Veja, se a vida Divina foi plantada em você pela regeneração do seu coração pelo Espírito, a luta pela obediência é simplesmente o agir conforme sua nova natureza. Então quando Paulo nos ordena a viver nossas vidas de forma digna do Evangelho, ele está nos mostrando que nossos esforços para a santificação são impulsionados pela graça do Evangelho.
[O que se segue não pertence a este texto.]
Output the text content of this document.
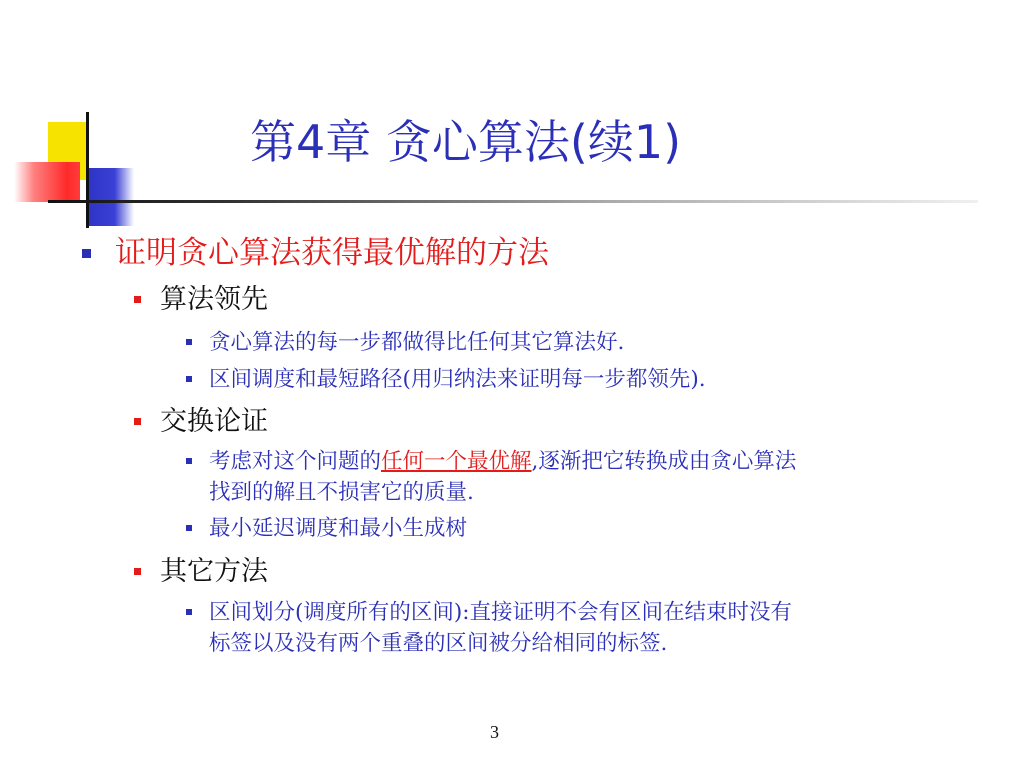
第4章 贪心算法(续1)
证明贪心算法获得最优解的方法
算法领先
贪心算法的每一步都做得比任何其它算法好.
区间调度和最短路径(用归纳法来证明每一步都领先).
交换论证
考虑对这个问题的任何一个最优解,逐渐把它转换成由贪心算法
找到的解且不损害它的质量.
最小延迟调度和最小生成树
其它方法
区间划分(调度所有的区间):直接证明不会有区间在结束时没有
标签以及没有两个重叠的区间被分给相同的标签.
3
Há uma maravilhosa rima que magistralmente captura a beleza da graça divina na santificação. Não se sabe com certeza o autor, mas normalmente é atribuída a John Bunyan:
‘Corra, John, corra!’, a lei a ordenar
Mas pés nem mãos me quer entregar
Melhores notícias o Evangelho a anunciar:
Asas me provê e me ordena voar!
Não caia na armadilha de enfatizar um ou outro desses dois pilares em detrimento do outro. Não trate a busca pela santidade como se fosse um item opcional da vida cristã. Santificação é um fruto necessário da justificação. E em sua honesta busca por se parecer com Cristo, viva na liberdade do conhecimento de que a santificação é impulsionada pela graça do evangelho.


Reforma21.org | Original aqui

Nenhum comentário:

Todos os comentários serão moderados. Comentários com conteúdo fora do assunto ou do contexto, não serão publicados, assim como comentários ofensivos ao autor.

Tecnologia do Blogger.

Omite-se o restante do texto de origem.